# aquarium decoration paint ??



## Busgod (Mar 4, 2008)

I would like to repaint my castles in one of my tanks what type of paint should I buy to do this??

Also how long should the paint cure before use in my tank??


----------



## Busgod (Mar 4, 2008)

well anyone ???

the only thing I can find is gallons, way too much too pay 60.00 gal.


----------



## iamntbatman (Jan 3, 2008)

Yeah, someone's gotta know the answer to this one. I'm very interested, myself.


----------



## TexasTanker (May 5, 2010)

Good luck, I've asked this question on forums for three months with no positive feedback. Surely someone out there somewhere has painted something and submerged it. I mean seriously, we don't ALL use strictly store bought decor. Don't hold me to it, but the fish head (what I call experienced aqarists) at the local LFS told me I could use any 100% acrylic paint, let it cure the give it a healthy coat of poly urithane. I have a "tox tank" (2 gallon cycled and critter free) that I use to test all my little projects. If it passes muster, meaning it doesn't adversely affect anything testable for a few weeks, then I put a fish in with it to see how it does. I'm sure it's some kind of faux pa but it's the only method I have been able to come up with to see what works, since no one else will fess up to experimenting.
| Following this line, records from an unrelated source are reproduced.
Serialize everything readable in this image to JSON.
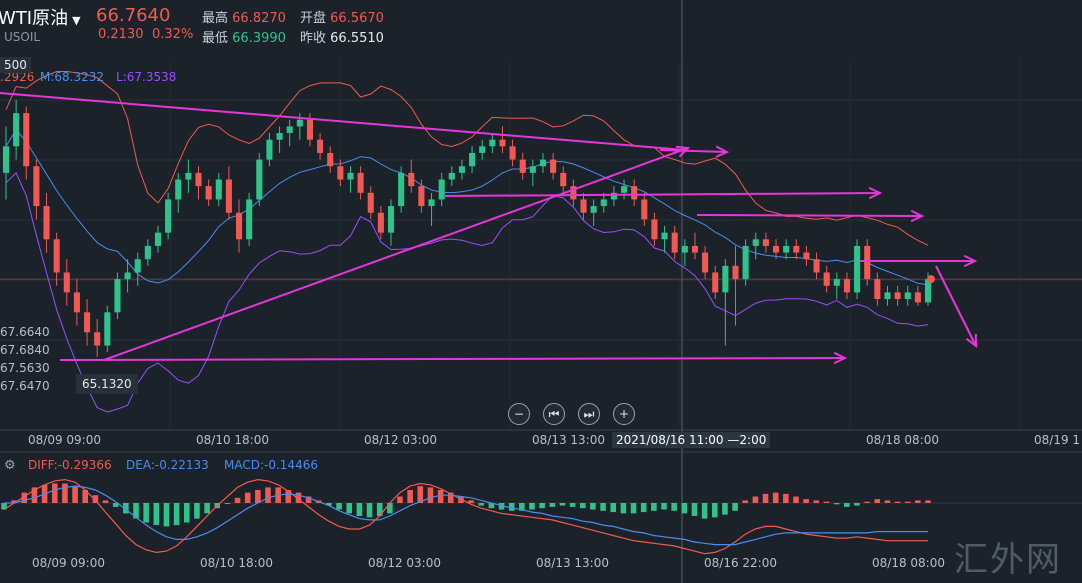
{
  "header": {
    "title": "WTI原油",
    "code": "USOIL",
    "last": "66.7640",
    "change": "0.2130",
    "change_pct": "0.32%",
    "high_label": "最高",
    "high": "66.8270",
    "open_label": "开盘",
    "open": "66.5670",
    "low_label": "最低",
    "low": "66.3990",
    "prev_label": "昨收",
    "prev": "66.5510",
    "boll_u": ".2926",
    "boll_m": "M:68.3232",
    "boll_l": "L:67.3538"
  },
  "price_marks": {
    "high_mark": "500",
    "low_mark": "65.1320"
  },
  "left_axis_labels": [
    "67.6640",
    "67.6840",
    "67.5630",
    "67.6470"
  ],
  "controls": {
    "zoom_out": "−",
    "prev": "⏮",
    "next": "⏭",
    "zoom_in": "+"
  },
  "crosshair_time": "2021/08/16 11:00",
  "crosshair_suffix": "—2:00",
  "macd_header": {
    "diff": "DIFF:-0.29366",
    "dea": "DEA:-0.22133",
    "macd": "MACD:-0.14466"
  },
  "watermark": "汇外网",
  "colors": {
    "bg": "#1b2229",
    "up": "#2fc28a",
    "down": "#f05a52",
    "mid": "#4a8cf0",
    "lower": "#9b4dff",
    "annotation": "#e636d9"
  },
  "chart_data": [
    {
      "type": "candlestick",
      "title": "WTI原油 USOIL",
      "indicators": [
        "BOLL upper",
        "BOLL mid",
        "BOLL lower"
      ],
      "x_tick_labels": [
        "08/09 09:00",
        "08/10 18:00",
        "08/12 03:00",
        "08/13 13:00",
        "08/16 22:00",
        "08/18 08:00",
        "08/19 1"
      ],
      "annotation_points": {
        "low": 65.132
      },
      "ohlc": [
        [
          67.9,
          68.6,
          67.5,
          68.3
        ],
        [
          68.3,
          69.0,
          68.1,
          68.8
        ],
        [
          68.8,
          68.9,
          67.8,
          68.0
        ],
        [
          68.0,
          68.1,
          67.2,
          67.4
        ],
        [
          67.4,
          67.6,
          66.7,
          66.9
        ],
        [
          66.9,
          67.0,
          66.2,
          66.4
        ],
        [
          66.4,
          66.6,
          65.9,
          66.1
        ],
        [
          66.1,
          66.3,
          65.6,
          65.8
        ],
        [
          65.8,
          66.0,
          65.3,
          65.5
        ],
        [
          65.5,
          65.7,
          65.13,
          65.3
        ],
        [
          65.3,
          65.9,
          65.2,
          65.8
        ],
        [
          65.8,
          66.4,
          65.7,
          66.3
        ],
        [
          66.3,
          66.6,
          66.1,
          66.4
        ],
        [
          66.4,
          66.7,
          66.2,
          66.6
        ],
        [
          66.6,
          66.9,
          66.5,
          66.8
        ],
        [
          66.8,
          67.1,
          66.7,
          67.0
        ],
        [
          67.0,
          67.6,
          66.9,
          67.5
        ],
        [
          67.5,
          67.9,
          67.3,
          67.8
        ],
        [
          67.8,
          68.1,
          67.6,
          67.9
        ],
        [
          67.9,
          68.0,
          67.5,
          67.7
        ],
        [
          67.7,
          67.8,
          67.4,
          67.5
        ],
        [
          67.5,
          67.9,
          67.4,
          67.8
        ],
        [
          67.8,
          68.0,
          67.2,
          67.3
        ],
        [
          67.3,
          67.5,
          66.7,
          66.9
        ],
        [
          66.9,
          67.6,
          66.8,
          67.5
        ],
        [
          67.5,
          68.2,
          67.4,
          68.1
        ],
        [
          68.1,
          68.5,
          68.0,
          68.4
        ],
        [
          68.4,
          68.6,
          68.2,
          68.5
        ],
        [
          68.5,
          68.7,
          68.3,
          68.6
        ],
        [
          68.6,
          68.8,
          68.4,
          68.7
        ],
        [
          68.7,
          68.8,
          68.3,
          68.4
        ],
        [
          68.4,
          68.5,
          68.1,
          68.2
        ],
        [
          68.2,
          68.3,
          67.9,
          68.0
        ],
        [
          68.0,
          68.1,
          67.7,
          67.8
        ],
        [
          67.8,
          68.0,
          67.6,
          67.9
        ],
        [
          67.9,
          68.0,
          67.5,
          67.6
        ],
        [
          67.6,
          67.7,
          67.2,
          67.3
        ],
        [
          67.3,
          67.4,
          66.9,
          67.0
        ],
        [
          67.0,
          67.5,
          66.8,
          67.4
        ],
        [
          67.4,
          68.0,
          67.3,
          67.9
        ],
        [
          67.9,
          68.1,
          67.6,
          67.7
        ],
        [
          67.7,
          67.8,
          67.3,
          67.4
        ],
        [
          67.4,
          67.6,
          67.1,
          67.5
        ],
        [
          67.5,
          67.9,
          67.4,
          67.8
        ],
        [
          67.8,
          68.0,
          67.7,
          67.9
        ],
        [
          67.9,
          68.1,
          67.8,
          68.0
        ],
        [
          68.0,
          68.3,
          67.9,
          68.2
        ],
        [
          68.2,
          68.4,
          68.1,
          68.3
        ],
        [
          68.3,
          68.5,
          68.2,
          68.4
        ],
        [
          68.4,
          68.6,
          68.2,
          68.3
        ],
        [
          68.3,
          68.4,
          68.0,
          68.1
        ],
        [
          68.1,
          68.2,
          67.8,
          67.9
        ],
        [
          67.9,
          68.1,
          67.7,
          68.0
        ],
        [
          68.0,
          68.2,
          67.9,
          68.1
        ],
        [
          68.1,
          68.2,
          67.8,
          67.9
        ],
        [
          67.9,
          68.0,
          67.6,
          67.7
        ],
        [
          67.7,
          67.8,
          67.4,
          67.5
        ],
        [
          67.5,
          67.6,
          67.2,
          67.3
        ],
        [
          67.3,
          67.5,
          67.1,
          67.4
        ],
        [
          67.4,
          67.6,
          67.3,
          67.5
        ],
        [
          67.5,
          67.7,
          67.4,
          67.6
        ],
        [
          67.6,
          67.8,
          67.5,
          67.7
        ],
        [
          67.7,
          67.8,
          67.4,
          67.5
        ],
        [
          67.5,
          67.6,
          67.1,
          67.2
        ],
        [
          67.2,
          67.3,
          66.8,
          66.9
        ],
        [
          66.9,
          67.1,
          66.7,
          67.0
        ],
        [
          67.0,
          67.1,
          66.6,
          66.7
        ],
        [
          66.7,
          66.9,
          66.5,
          66.8
        ],
        [
          66.8,
          67.0,
          66.6,
          66.7
        ],
        [
          66.7,
          66.8,
          66.3,
          66.4
        ],
        [
          66.4,
          66.5,
          66.0,
          66.1
        ],
        [
          66.1,
          66.6,
          65.3,
          66.5
        ],
        [
          66.5,
          66.8,
          65.6,
          66.3
        ],
        [
          66.3,
          66.9,
          66.2,
          66.8
        ],
        [
          66.8,
          67.0,
          66.6,
          66.9
        ],
        [
          66.9,
          67.0,
          66.7,
          66.8
        ],
        [
          66.8,
          66.9,
          66.6,
          66.7
        ],
        [
          66.7,
          66.9,
          66.6,
          66.8
        ],
        [
          66.8,
          66.9,
          66.6,
          66.7
        ],
        [
          66.7,
          66.8,
          66.5,
          66.6
        ],
        [
          66.6,
          66.7,
          66.3,
          66.4
        ],
        [
          66.4,
          66.5,
          66.1,
          66.2
        ],
        [
          66.2,
          66.4,
          66.0,
          66.3
        ],
        [
          66.3,
          66.4,
          66.0,
          66.1
        ],
        [
          66.1,
          66.9,
          66.0,
          66.8
        ],
        [
          66.8,
          66.9,
          66.2,
          66.3
        ],
        [
          66.3,
          66.4,
          65.9,
          66.0
        ],
        [
          66.0,
          66.2,
          65.9,
          66.1
        ],
        [
          66.1,
          66.2,
          65.9,
          66.0
        ],
        [
          66.0,
          66.2,
          65.9,
          66.1
        ],
        [
          66.1,
          66.2,
          65.9,
          65.95
        ],
        [
          65.95,
          66.4,
          65.9,
          66.3
        ]
      ]
    },
    {
      "type": "bar",
      "title": "MACD",
      "series": [
        {
          "name": "MACD",
          "values": [
            -0.05,
            0.02,
            0.08,
            0.12,
            0.14,
            0.15,
            0.15,
            0.13,
            0.1,
            0.06,
            0.02,
            -0.03,
            -0.08,
            -0.12,
            -0.15,
            -0.17,
            -0.18,
            -0.17,
            -0.15,
            -0.12,
            -0.08,
            -0.04,
            0.0,
            0.04,
            0.08,
            0.1,
            0.12,
            0.12,
            0.1,
            0.08,
            0.05,
            0.02,
            -0.02,
            -0.05,
            -0.08,
            -0.1,
            -0.11,
            -0.1,
            -0.08,
            0.05,
            0.1,
            0.13,
            0.12,
            0.1,
            0.08,
            0.05,
            0.02,
            -0.02,
            -0.04,
            -0.05,
            -0.06,
            -0.06,
            -0.05,
            -0.04,
            -0.03,
            -0.02,
            -0.03,
            -0.04,
            -0.05,
            -0.06,
            -0.07,
            -0.08,
            -0.08,
            -0.07,
            -0.06,
            -0.05,
            -0.06,
            -0.08,
            -0.1,
            -0.12,
            -0.11,
            -0.09,
            -0.06,
            0.02,
            0.05,
            0.07,
            0.08,
            0.07,
            0.05,
            0.03,
            0.02,
            0.01,
            -0.01,
            -0.03,
            -0.02,
            0.01,
            0.03,
            0.02,
            0.01,
            0.01,
            0.02,
            0.02
          ]
        },
        {
          "name": "DIFF",
          "values": [
            -0.05,
            0.0,
            0.05,
            0.1,
            0.14,
            0.17,
            0.18,
            0.16,
            0.1,
            0.02,
            -0.07,
            -0.16,
            -0.25,
            -0.32,
            -0.36,
            -0.38,
            -0.37,
            -0.33,
            -0.26,
            -0.18,
            -0.1,
            -0.02,
            0.05,
            0.12,
            0.16,
            0.18,
            0.17,
            0.14,
            0.09,
            0.03,
            -0.03,
            -0.09,
            -0.14,
            -0.18,
            -0.2,
            -0.2,
            -0.17,
            -0.1,
            0.0,
            0.08,
            0.13,
            0.15,
            0.14,
            0.11,
            0.07,
            0.03,
            -0.01,
            -0.04,
            -0.06,
            -0.08,
            -0.09,
            -0.1,
            -0.11,
            -0.12,
            -0.13,
            -0.15,
            -0.17,
            -0.19,
            -0.21,
            -0.23,
            -0.25,
            -0.27,
            -0.29,
            -0.3,
            -0.31,
            -0.32,
            -0.33,
            -0.35,
            -0.37,
            -0.39,
            -0.38,
            -0.35,
            -0.3,
            -0.24,
            -0.2,
            -0.18,
            -0.18,
            -0.2,
            -0.22,
            -0.24,
            -0.25,
            -0.26,
            -0.27,
            -0.27,
            -0.26,
            -0.27,
            -0.28,
            -0.29,
            -0.29,
            -0.29,
            -0.29,
            -0.29
          ]
        },
        {
          "name": "DEA",
          "values": [
            0.0,
            0.0,
            0.02,
            0.04,
            0.07,
            0.1,
            0.12,
            0.13,
            0.12,
            0.1,
            0.06,
            0.01,
            -0.05,
            -0.11,
            -0.17,
            -0.22,
            -0.26,
            -0.28,
            -0.28,
            -0.26,
            -0.23,
            -0.19,
            -0.14,
            -0.09,
            -0.04,
            0.0,
            0.04,
            0.06,
            0.07,
            0.06,
            0.04,
            0.01,
            -0.02,
            -0.06,
            -0.09,
            -0.12,
            -0.13,
            -0.13,
            -0.1,
            -0.06,
            -0.02,
            0.01,
            0.04,
            0.06,
            0.06,
            0.05,
            0.04,
            0.02,
            0.0,
            -0.02,
            -0.04,
            -0.05,
            -0.07,
            -0.08,
            -0.1,
            -0.11,
            -0.12,
            -0.14,
            -0.15,
            -0.17,
            -0.18,
            -0.2,
            -0.22,
            -0.23,
            -0.25,
            -0.26,
            -0.27,
            -0.28,
            -0.3,
            -0.31,
            -0.32,
            -0.32,
            -0.32,
            -0.3,
            -0.28,
            -0.26,
            -0.24,
            -0.23,
            -0.23,
            -0.23,
            -0.23,
            -0.23,
            -0.23,
            -0.23,
            -0.23,
            -0.23,
            -0.22,
            -0.22,
            -0.22,
            -0.22,
            -0.22,
            -0.22
          ]
        }
      ],
      "x_tick_labels": [
        "08/09 09:00",
        "08/10 18:00",
        "08/12 03:00",
        "08/13 13:00",
        "08/16 22:00",
        "08/18 08:00"
      ]
    }
  ]
}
FYI, "Rat" my Micky mouse platy has survive three months of my experiments with no sign of stress.


----------



## bearwithfish (Sep 29, 2009)

sorry i did not see this earlier.... i have used (and many others also) Krylon spray paint from Wal-Mart... i usually let it sit about a week then put it in a test tank (empty, water tested before placing it in) then i test the water the next day if no changes its good to go if there are any changes let it sure a few days longer....
honestly i never had an issue with it and never had to re-cure....


----------